The following year, Bermuda would again be directly touched by hand of genocide, as another cargo ship, loaded, if you will, with intellectual capital, swayed at anchor in Five Fathom Hole. Labeled “Nevermore” by its benighted cargo, the presence at Bermuda of SS Navemar, out of Seville, bound for New York via Lisbon and Havana, was brought to our attention by Mrs Marion Gumprecht Portman, a recent visitor to the National Museum.

Marion, sisters Karen and Renate and their parents Werner and Edith Gumprecht left Hamburg in July 1941, “after fond goodbyes to their parents and relatives whom they would never see again”, for Seville to embark for the United States on the Navemar, one of a number of notorious refugee ships. Another was the MS St Louis, which had 937 German Jews on board, but was denied entry to Cuba, United States and Canada in 1939. On the “Voyage of the Damned”, back to Europe they went and several hundred ended up in the ovens of the Nazi genocide industry.

Those on the Navemar had visas for the United States, but as they were due to expire, they had to put into Lisbon to have them renewed. In the bureaucratic way, they had only several days to get the new visas, but the Consulate did not have enough typewriters to process the paperwork in time. An American Jewish refugee committee sent cash to buy up typewriters in Lisbon, upon which the lives of the Navemar passengers depended.

At Bermuda in late August 1941, the women and children were allowed off the ship and were given a picnic by the ladies of the Imperial Order of the Daughters of the Empire and the Bermuda Women’s Auxiliary Force, for which a notice of thanks was published in The Royal Gazette and Colonist. Among the Navemar complement at the tea party was Hannah Arendt, perhaps the most important female philosopher of the last century who coined the phrase “banality of evil”, Marc Chagall’s daughter Ida, and Lucille de Saint-Andre, who wrote a fictional account about the Navemar and the infamous Vichy French concentration camp, Gurs, entitled, “Bye Bye, Baden-Baden”. For many on the Navemar, it was “bye bye” to everything they knew, owned and loved in Europe.

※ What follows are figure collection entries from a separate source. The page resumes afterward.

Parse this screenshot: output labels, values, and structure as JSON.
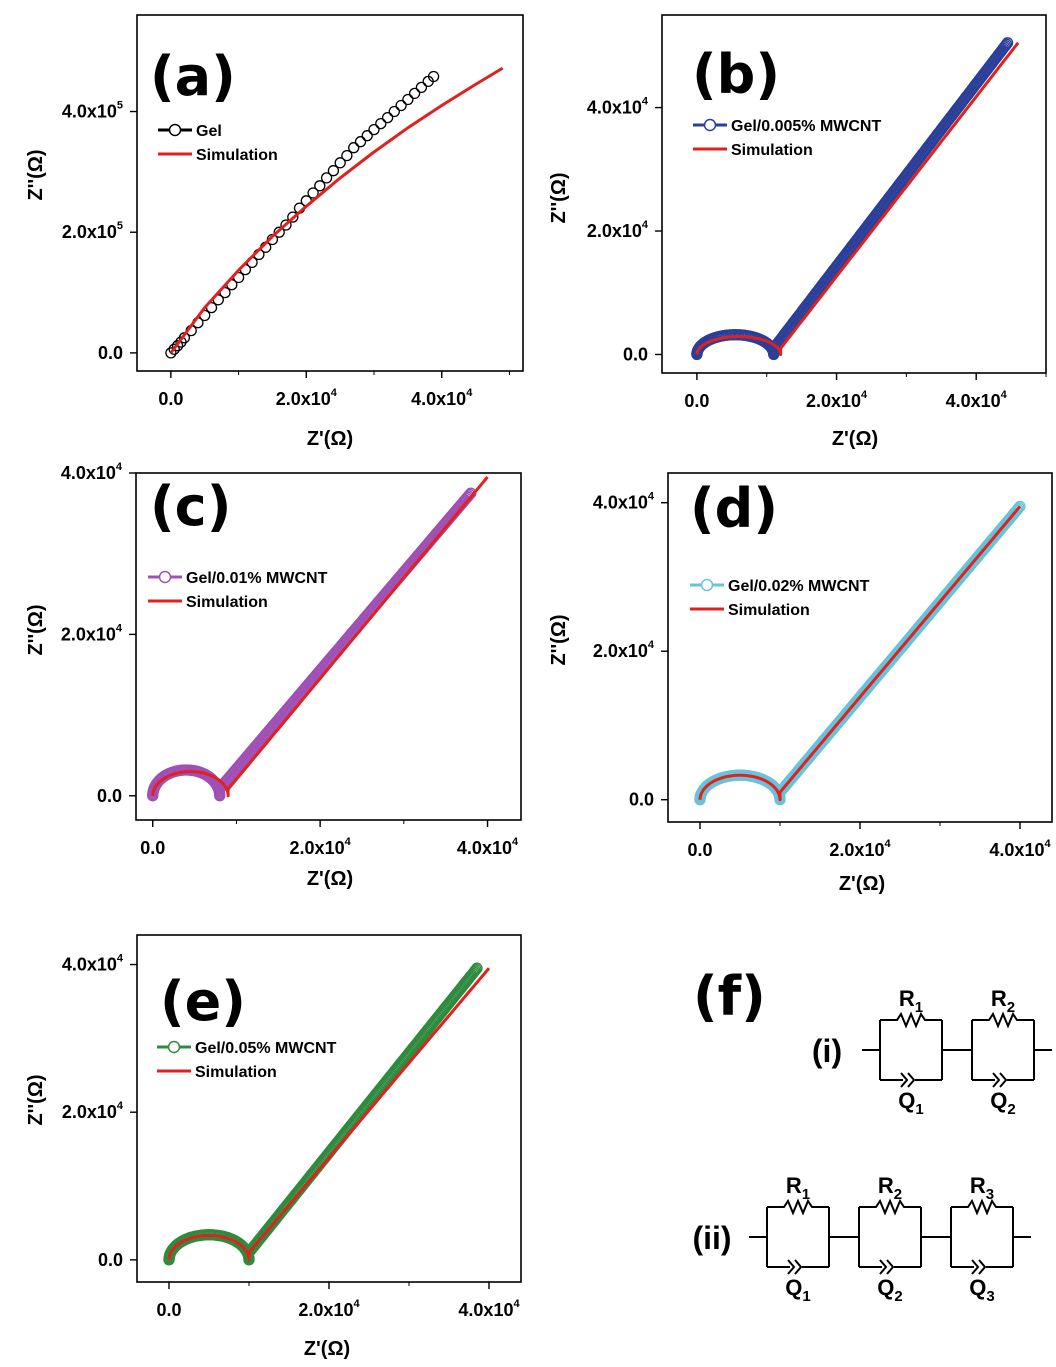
{
  "chart_data": [
    {
      "type": "scatter",
      "panel": "(a)",
      "xlabel": "Z'(Ω)",
      "ylabel": "Z''(Ω)",
      "xlim": [
        -5000,
        52000
      ],
      "ylim": [
        -30000,
        560000
      ],
      "x_ticks": [
        {
          "value": 0,
          "label": "0.0"
        },
        {
          "value": 20000,
          "label": "2.0x10",
          "exp": "4"
        },
        {
          "value": 40000,
          "label": "4.0x10",
          "exp": "4"
        }
      ],
      "y_ticks": [
        {
          "value": 0,
          "label": "0.0"
        },
        {
          "value": 200000,
          "label": "2.0x10",
          "exp": "5"
        },
        {
          "value": 400000,
          "label": "4.0x10",
          "exp": "5"
        }
      ],
      "legend_position": "upper-left",
      "series": [
        {
          "name": "Gel",
          "kind": "markers",
          "color": "#000000",
          "x": [
            0,
            500,
            1000,
            1500,
            2000,
            3000,
            4000,
            5000,
            6000,
            7000,
            8000,
            9000,
            10000,
            11000,
            12000,
            13000,
            14000,
            15000,
            16000,
            17000,
            18000,
            19000,
            20000,
            21000,
            22000,
            23000,
            24000,
            25000,
            26000,
            27000,
            28000,
            29000,
            30000,
            31000,
            32000,
            33000,
            34000,
            35000,
            36000,
            37000,
            38000,
            38800
          ],
          "y": [
            0,
            6000,
            12000,
            18000,
            25000,
            37000,
            50000,
            62000,
            75000,
            88000,
            100000,
            113000,
            125000,
            138000,
            150000,
            163000,
            175000,
            188000,
            200000,
            212000,
            225000,
            240000,
            252000,
            265000,
            277000,
            290000,
            302000,
            315000,
            327000,
            340000,
            350000,
            360000,
            370000,
            380000,
            390000,
            400000,
            410000,
            420000,
            430000,
            440000,
            450000,
            458000
          ]
        },
        {
          "name": "Simulation",
          "kind": "line",
          "color": "#e0211d",
          "x": [
            0,
            5000,
            10000,
            15000,
            20000,
            25000,
            30000,
            35000,
            40000,
            45000,
            49000
          ],
          "y": [
            0,
            75000,
            137000,
            193000,
            243000,
            290000,
            333000,
            373000,
            410000,
            445000,
            472000
          ]
        }
      ]
    },
    {
      "type": "scatter",
      "panel": "(b)",
      "xlabel": "Z'(Ω)",
      "ylabel": "Z''(Ω)",
      "xlim": [
        -5000,
        50000
      ],
      "ylim": [
        -3000,
        55000
      ],
      "x_ticks": [
        {
          "value": 0,
          "label": "0.0"
        },
        {
          "value": 20000,
          "label": "2.0x10",
          "exp": "4"
        },
        {
          "value": 40000,
          "label": "4.0x10",
          "exp": "4"
        }
      ],
      "y_ticks": [
        {
          "value": 0,
          "label": "0.0"
        },
        {
          "value": 20000,
          "label": "2.0x10",
          "exp": "4"
        },
        {
          "value": 40000,
          "label": "4.0x10",
          "exp": "4"
        }
      ],
      "legend_position": "upper-left",
      "series": [
        {
          "name": "Gel/0.005% MWCNT",
          "kind": "markers-dense",
          "color": "#2b3f99",
          "model": {
            "arc_x0": 0,
            "arc_x1": 11000,
            "arc_height": 3200,
            "line_x0": 11000,
            "line_y0": 1000,
            "line_x1": 44500,
            "line_y1": 50500
          }
        },
        {
          "name": "Simulation",
          "kind": "line",
          "color": "#e0211d",
          "model": {
            "arc_x0": 0,
            "arc_x1": 12000,
            "arc_height": 2900,
            "line_x0": 12000,
            "line_y0": 1000,
            "line_x1": 46000,
            "line_y1": 50500
          }
        }
      ]
    },
    {
      "type": "scatter",
      "panel": "(c)",
      "xlabel": "Z'(Ω)",
      "ylabel": "Z''(Ω)",
      "xlim": [
        -2000,
        44000
      ],
      "ylim": [
        -3000,
        40000
      ],
      "x_ticks": [
        {
          "value": 0,
          "label": "0.0"
        },
        {
          "value": 20000,
          "label": "2.0x10",
          "exp": "4"
        },
        {
          "value": 40000,
          "label": "4.0x10",
          "exp": "4"
        }
      ],
      "y_ticks": [
        {
          "value": 0,
          "label": "0.0"
        },
        {
          "value": 20000,
          "label": "2.0x10",
          "exp": "4"
        },
        {
          "value": 40000,
          "label": "4.0x10",
          "exp": "4"
        }
      ],
      "legend_position": "upper-left",
      "series": [
        {
          "name": "Gel/0.01% MWCNT",
          "kind": "markers-dense",
          "color": "#a050b4",
          "model": {
            "arc_x0": 0,
            "arc_x1": 8000,
            "arc_height": 3200,
            "line_x0": 8000,
            "line_y0": 900,
            "line_x1": 38000,
            "line_y1": 37500
          }
        },
        {
          "name": "Simulation",
          "kind": "line",
          "color": "#e0211d",
          "model": {
            "arc_x0": 0,
            "arc_x1": 9000,
            "arc_height": 3000,
            "line_x0": 9000,
            "line_y0": 800,
            "line_x1": 40000,
            "line_y1": 39500
          }
        }
      ]
    },
    {
      "type": "scatter",
      "panel": "(d)",
      "xlabel": "Z'(Ω)",
      "ylabel": "Z''(Ω)",
      "xlim": [
        -4000,
        44000
      ],
      "ylim": [
        -3000,
        44000
      ],
      "x_ticks": [
        {
          "value": 0,
          "label": "0.0"
        },
        {
          "value": 20000,
          "label": "2.0x10",
          "exp": "4"
        },
        {
          "value": 40000,
          "label": "4.0x10",
          "exp": "4"
        }
      ],
      "y_ticks": [
        {
          "value": 0,
          "label": "0.0"
        },
        {
          "value": 20000,
          "label": "2.0x10",
          "exp": "4"
        },
        {
          "value": 40000,
          "label": "4.0x10",
          "exp": "4"
        }
      ],
      "legend_position": "upper-left",
      "series": [
        {
          "name": "Gel/0.02% MWCNT",
          "kind": "markers-dense",
          "color": "#66c3d9",
          "model": {
            "arc_x0": 0,
            "arc_x1": 10000,
            "arc_height": 3300,
            "line_x0": 10000,
            "line_y0": 1000,
            "line_x1": 40000,
            "line_y1": 39500
          }
        },
        {
          "name": "Simulation",
          "kind": "line",
          "color": "#e0211d",
          "model": {
            "arc_x0": 0,
            "arc_x1": 10000,
            "arc_height": 3300,
            "line_x0": 10000,
            "line_y0": 1000,
            "line_x1": 40000,
            "line_y1": 39500
          }
        }
      ]
    },
    {
      "type": "scatter",
      "panel": "(e)",
      "xlabel": "Z'(Ω)",
      "ylabel": "Z''(Ω)",
      "xlim": [
        -4000,
        44000
      ],
      "ylim": [
        -3000,
        44000
      ],
      "x_ticks": [
        {
          "value": 0,
          "label": "0.0"
        },
        {
          "value": 20000,
          "label": "2.0x10",
          "exp": "4"
        },
        {
          "value": 40000,
          "label": "4.0x10",
          "exp": "4"
        }
      ],
      "y_ticks": [
        {
          "value": 0,
          "label": "0.0"
        },
        {
          "value": 20000,
          "label": "2.0x10",
          "exp": "4"
        },
        {
          "value": 40000,
          "label": "4.0x10",
          "exp": "4"
        }
      ],
      "legend_position": "upper-left",
      "series": [
        {
          "name": "Gel/0.05% MWCNT",
          "kind": "markers-dense",
          "color": "#2e8b3e",
          "model": {
            "arc_x0": 0,
            "arc_x1": 10000,
            "arc_height": 3400,
            "line_x0": 10000,
            "line_y0": 1000,
            "line_x1": 38500,
            "line_y1": 39500
          }
        },
        {
          "name": "Simulation",
          "kind": "line",
          "color": "#e0211d",
          "model": {
            "arc_x0": 0,
            "arc_x1": 10000,
            "arc_height": 3300,
            "line_x0": 10000,
            "line_y0": 1000,
            "line_x1": 40000,
            "line_y1": 39500
          }
        }
      ]
    }
  ],
  "circuit_panel": {
    "label": "(f)",
    "circuits": [
      {
        "label": "(i)",
        "elements": [
          {
            "r": "R",
            "r_sub": "1",
            "q": "Q",
            "q_sub": "1"
          },
          {
            "r": "R",
            "r_sub": "2",
            "q": "Q",
            "q_sub": "2"
          }
        ]
      },
      {
        "label": "(ii)",
        "elements": [
          {
            "r": "R",
            "r_sub": "1",
            "q": "Q",
            "q_sub": "1"
          },
          {
            "r": "R",
            "r_sub": "2",
            "q": "Q",
            "q_sub": "2"
          },
          {
            "r": "R",
            "r_sub": "3",
            "q": "Q",
            "q_sub": "3"
          }
        ]
      }
    ]
  }
}
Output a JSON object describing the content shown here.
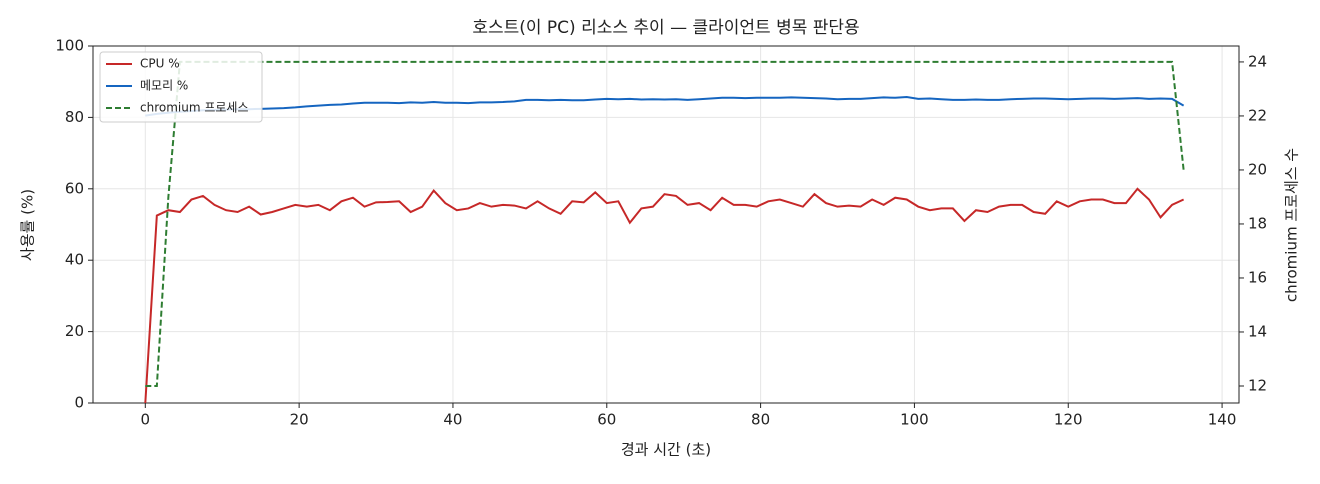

Perhaps the sentiments of most on the potential death-ship were echoed in the words of Rosi Moses-Scheuer: “After we had given up all hope of arriving in America, we docked in New York harbour. The day of my arrival in the New York harbor was one of the happiest of my life. Only one thing dimmed my joy: the thought of those who could not come here, of the friends and fellow sufferers we had to leave behind. That thought still haunts me. I know only too well with what fear, need, and doubt those people live.”

Before we laud ourselves for “their first experience of such humanity on their voyage”, we are reminded by the doyen of the history of Bermuda tourism, Professor Duncan McDowall, that starting in the 1930s, we basically banned Jews from visiting the Island, or segregated them, as we did with black people, from the “better” hotels hereabouts, until the repeal of an odious hotel Act in 1959. However, it is only by continued attention to human rights that we may say “nevermore” at Bermuda.

The Navemar, by the by, perhaps still filthy from its Voyage of the Damned, was sent to the bottom on January 23, 1942 by the Italian submarine Barbarigo, not too distant from the port of Seville.

The writer thanks Marion Gumprecht Portman, Lucille de Saint-Andre and National Museum intern, Kathryn A. Bennett, for their assistance with this article.